ICPI encourages you to visit this website and review the information to make informed decisions about limiting workers exposure to silica.

The regulation can be summarized as the following seven requirements:

  1. Limiting workers exposure to respirable crystalline silica;
  2. Establishing and implementing a written exposure control plan;
  3. Designate a competent person to implement the written exposure control plan;
  4. Restrict housekeeping practices that expose workers to silica, such as use of compressed air and dry sweeping, where effective, safe alternatives are available;
  5. Offer medical exams—including chest X-rays and lung function tests—every three years for workers who are required by the standard to wear a respirator for 30 or more days per year;
  6. Train workers on the health effects of silica exposure, workplace tasks that can expose them to silica, and ways to limit exposure; and
  7. Keep records of workers’ silica exposure and medical exams.

An employer has two options when addressing the first requirement, to limit workers exposure to respirable crystalline silica.

  1. Implement the Engineering and Work Practice control methods for the 18 different activities described in Table 1 of the standard, or
  2. Utilize Alternative Exposure Control Methods which requires,
    1. Determine the amount of silica that workers are exposed to if it is, or may reasonably be expected to be, at or above the action level of 25 μg/m3 (micrograms of silica per cubic meter of air), averaged over an 8-hour day;
    2. Protect workers from respirable crystalline silica exposures above the permissible exposure level (PEL) of 50 μg/m3, averaged over an 8-hour day;
    3. Use dust controls and safer work methods to protect workers from silica exposures above the PEL; and
    4. Provide respirators to workers when dust controls and safer work methods cannot limit exposures to the PEL.

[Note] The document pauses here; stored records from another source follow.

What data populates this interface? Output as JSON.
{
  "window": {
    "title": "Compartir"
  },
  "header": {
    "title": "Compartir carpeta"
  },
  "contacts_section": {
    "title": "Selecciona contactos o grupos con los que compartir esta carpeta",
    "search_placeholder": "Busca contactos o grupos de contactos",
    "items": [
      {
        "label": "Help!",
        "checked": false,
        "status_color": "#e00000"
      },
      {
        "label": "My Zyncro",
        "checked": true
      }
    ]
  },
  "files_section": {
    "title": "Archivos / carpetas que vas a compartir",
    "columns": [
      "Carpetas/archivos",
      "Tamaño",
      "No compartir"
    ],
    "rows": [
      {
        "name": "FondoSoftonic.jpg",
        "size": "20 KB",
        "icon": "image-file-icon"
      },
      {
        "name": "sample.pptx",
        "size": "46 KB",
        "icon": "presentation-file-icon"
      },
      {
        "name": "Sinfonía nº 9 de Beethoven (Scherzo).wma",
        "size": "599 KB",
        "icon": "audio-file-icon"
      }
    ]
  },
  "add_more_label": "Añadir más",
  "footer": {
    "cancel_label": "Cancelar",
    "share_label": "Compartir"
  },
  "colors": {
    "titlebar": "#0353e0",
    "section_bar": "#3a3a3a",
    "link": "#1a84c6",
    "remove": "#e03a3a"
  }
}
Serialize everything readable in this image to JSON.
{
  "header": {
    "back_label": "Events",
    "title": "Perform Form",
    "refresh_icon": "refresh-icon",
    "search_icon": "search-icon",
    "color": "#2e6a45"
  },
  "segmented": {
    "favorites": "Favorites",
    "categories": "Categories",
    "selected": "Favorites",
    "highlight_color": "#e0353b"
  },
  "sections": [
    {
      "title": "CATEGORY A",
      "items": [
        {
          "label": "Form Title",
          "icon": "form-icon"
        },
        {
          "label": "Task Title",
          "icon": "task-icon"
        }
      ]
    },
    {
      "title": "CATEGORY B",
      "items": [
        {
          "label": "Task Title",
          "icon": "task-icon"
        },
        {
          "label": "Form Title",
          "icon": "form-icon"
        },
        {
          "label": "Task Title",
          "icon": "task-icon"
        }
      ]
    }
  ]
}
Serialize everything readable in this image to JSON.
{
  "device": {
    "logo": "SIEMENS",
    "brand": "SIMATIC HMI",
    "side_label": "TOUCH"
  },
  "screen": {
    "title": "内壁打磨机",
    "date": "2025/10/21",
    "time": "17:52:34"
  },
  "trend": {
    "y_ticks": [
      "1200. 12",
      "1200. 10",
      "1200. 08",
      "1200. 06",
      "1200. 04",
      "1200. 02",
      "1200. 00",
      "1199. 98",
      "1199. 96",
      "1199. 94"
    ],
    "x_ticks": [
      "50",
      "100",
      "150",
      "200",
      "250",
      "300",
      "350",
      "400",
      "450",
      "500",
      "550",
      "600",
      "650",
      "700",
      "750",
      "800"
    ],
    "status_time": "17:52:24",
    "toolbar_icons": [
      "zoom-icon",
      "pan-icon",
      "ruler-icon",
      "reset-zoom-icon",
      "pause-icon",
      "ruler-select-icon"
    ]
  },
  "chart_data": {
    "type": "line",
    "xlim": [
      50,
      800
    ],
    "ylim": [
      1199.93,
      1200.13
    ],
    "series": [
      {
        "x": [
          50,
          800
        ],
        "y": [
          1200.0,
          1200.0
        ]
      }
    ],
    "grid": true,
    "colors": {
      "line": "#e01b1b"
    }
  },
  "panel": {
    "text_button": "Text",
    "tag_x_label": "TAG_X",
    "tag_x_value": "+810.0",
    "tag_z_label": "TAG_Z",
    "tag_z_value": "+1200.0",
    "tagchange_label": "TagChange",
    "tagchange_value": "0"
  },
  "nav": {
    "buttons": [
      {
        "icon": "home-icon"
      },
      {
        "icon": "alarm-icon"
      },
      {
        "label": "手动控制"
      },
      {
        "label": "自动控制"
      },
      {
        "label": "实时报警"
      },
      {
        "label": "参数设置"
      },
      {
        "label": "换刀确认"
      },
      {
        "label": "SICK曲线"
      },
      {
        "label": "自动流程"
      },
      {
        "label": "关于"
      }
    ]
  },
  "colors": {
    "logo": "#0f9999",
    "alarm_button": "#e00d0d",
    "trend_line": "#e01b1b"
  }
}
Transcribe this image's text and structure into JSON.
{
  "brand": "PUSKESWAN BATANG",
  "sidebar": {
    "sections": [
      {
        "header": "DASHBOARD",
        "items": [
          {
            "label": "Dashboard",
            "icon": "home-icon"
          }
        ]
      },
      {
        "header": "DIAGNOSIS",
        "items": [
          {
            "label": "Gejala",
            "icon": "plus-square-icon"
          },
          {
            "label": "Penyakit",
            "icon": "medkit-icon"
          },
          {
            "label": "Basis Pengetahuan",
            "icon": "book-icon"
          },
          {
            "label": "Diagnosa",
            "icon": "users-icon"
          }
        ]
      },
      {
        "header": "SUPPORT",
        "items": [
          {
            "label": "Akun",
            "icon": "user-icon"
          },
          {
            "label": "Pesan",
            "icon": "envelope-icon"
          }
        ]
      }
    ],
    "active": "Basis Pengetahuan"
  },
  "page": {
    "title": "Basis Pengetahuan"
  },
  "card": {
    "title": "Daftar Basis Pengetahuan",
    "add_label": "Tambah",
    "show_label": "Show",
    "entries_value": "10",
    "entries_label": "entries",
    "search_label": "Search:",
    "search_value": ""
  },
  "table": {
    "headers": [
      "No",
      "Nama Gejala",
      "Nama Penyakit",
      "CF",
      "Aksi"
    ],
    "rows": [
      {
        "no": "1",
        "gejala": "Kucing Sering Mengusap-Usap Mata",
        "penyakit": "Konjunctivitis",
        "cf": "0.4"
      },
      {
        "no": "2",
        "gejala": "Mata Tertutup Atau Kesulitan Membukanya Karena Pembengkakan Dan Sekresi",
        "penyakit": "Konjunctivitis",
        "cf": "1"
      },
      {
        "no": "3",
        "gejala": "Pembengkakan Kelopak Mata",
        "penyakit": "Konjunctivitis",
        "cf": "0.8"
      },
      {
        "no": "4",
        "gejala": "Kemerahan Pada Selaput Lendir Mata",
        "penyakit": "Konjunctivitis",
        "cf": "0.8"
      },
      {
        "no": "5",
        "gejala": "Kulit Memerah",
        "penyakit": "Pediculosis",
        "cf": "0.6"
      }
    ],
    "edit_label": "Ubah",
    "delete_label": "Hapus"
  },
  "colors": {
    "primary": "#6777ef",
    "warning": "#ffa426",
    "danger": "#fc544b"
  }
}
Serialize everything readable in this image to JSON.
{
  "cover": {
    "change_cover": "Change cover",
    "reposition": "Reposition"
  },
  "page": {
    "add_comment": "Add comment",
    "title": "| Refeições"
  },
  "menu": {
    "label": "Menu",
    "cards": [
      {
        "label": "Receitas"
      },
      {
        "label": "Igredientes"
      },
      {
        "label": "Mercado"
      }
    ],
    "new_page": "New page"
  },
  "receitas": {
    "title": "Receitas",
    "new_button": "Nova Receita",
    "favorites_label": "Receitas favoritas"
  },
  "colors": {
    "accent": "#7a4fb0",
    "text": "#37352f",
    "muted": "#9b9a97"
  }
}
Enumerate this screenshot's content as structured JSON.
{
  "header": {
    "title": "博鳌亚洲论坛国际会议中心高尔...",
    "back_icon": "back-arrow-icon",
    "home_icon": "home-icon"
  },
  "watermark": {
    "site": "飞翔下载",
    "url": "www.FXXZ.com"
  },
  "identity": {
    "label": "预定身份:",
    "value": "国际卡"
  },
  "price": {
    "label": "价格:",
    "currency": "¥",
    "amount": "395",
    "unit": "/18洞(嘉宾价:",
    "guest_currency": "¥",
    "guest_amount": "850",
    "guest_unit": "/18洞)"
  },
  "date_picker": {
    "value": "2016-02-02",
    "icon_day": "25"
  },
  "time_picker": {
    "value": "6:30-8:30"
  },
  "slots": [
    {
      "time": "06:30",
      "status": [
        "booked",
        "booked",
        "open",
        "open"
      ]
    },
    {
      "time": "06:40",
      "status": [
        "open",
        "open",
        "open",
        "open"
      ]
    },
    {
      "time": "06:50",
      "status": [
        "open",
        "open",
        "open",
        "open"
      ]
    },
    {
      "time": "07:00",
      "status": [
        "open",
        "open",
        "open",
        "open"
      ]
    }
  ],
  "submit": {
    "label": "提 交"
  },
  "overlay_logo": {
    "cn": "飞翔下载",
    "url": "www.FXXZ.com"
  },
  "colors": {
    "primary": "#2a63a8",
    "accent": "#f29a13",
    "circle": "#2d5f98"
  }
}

The easier solution is to implement the Engineering and Work Practice control methods identified in Table 1. OSHA has developed several Fact Sheets and Videos to help employers to implement exposure control plans that meet the requirements of Table 1 activities. Of the tasks/equipment combinations listed in Table 1, the two that are most relevant to the hardscape industry are:

The directions in Table 1 for both Stationary Masonry Saws and Handheld Power Saws require water to be applied to the blade and material being cut to suppress the creation of dust. Unfortunately, using water to cut concrete pavers will create a slurry, which will stain the pavement surface, if not cleaned off immediately. Also, applying water to cut pavers in place with a handheld power saw will apply water to the uncompacted bedding sand, causing it to be displaced and making the initial paver compaction completely ineffective. This will lead to installations that do not meet industry standards.

For now, it appears hardscape contractors will need to utilize the alternative exposure control methods which means monitoring workers exposure to respirable crystalline silica.

The technology that seems the most promising is concrete saws with integrated vacuum systems to collect any dust created including the respirable crystalline silica. ICPI encourages hardscape contractors to investigate these systems to see if they suit your requirements and can be implemented in your construction procedures. ICPI, along with several other construction industries, continue to discuss the inclusion of concrete saws with integrated dust collection systems into a future update of Table 1.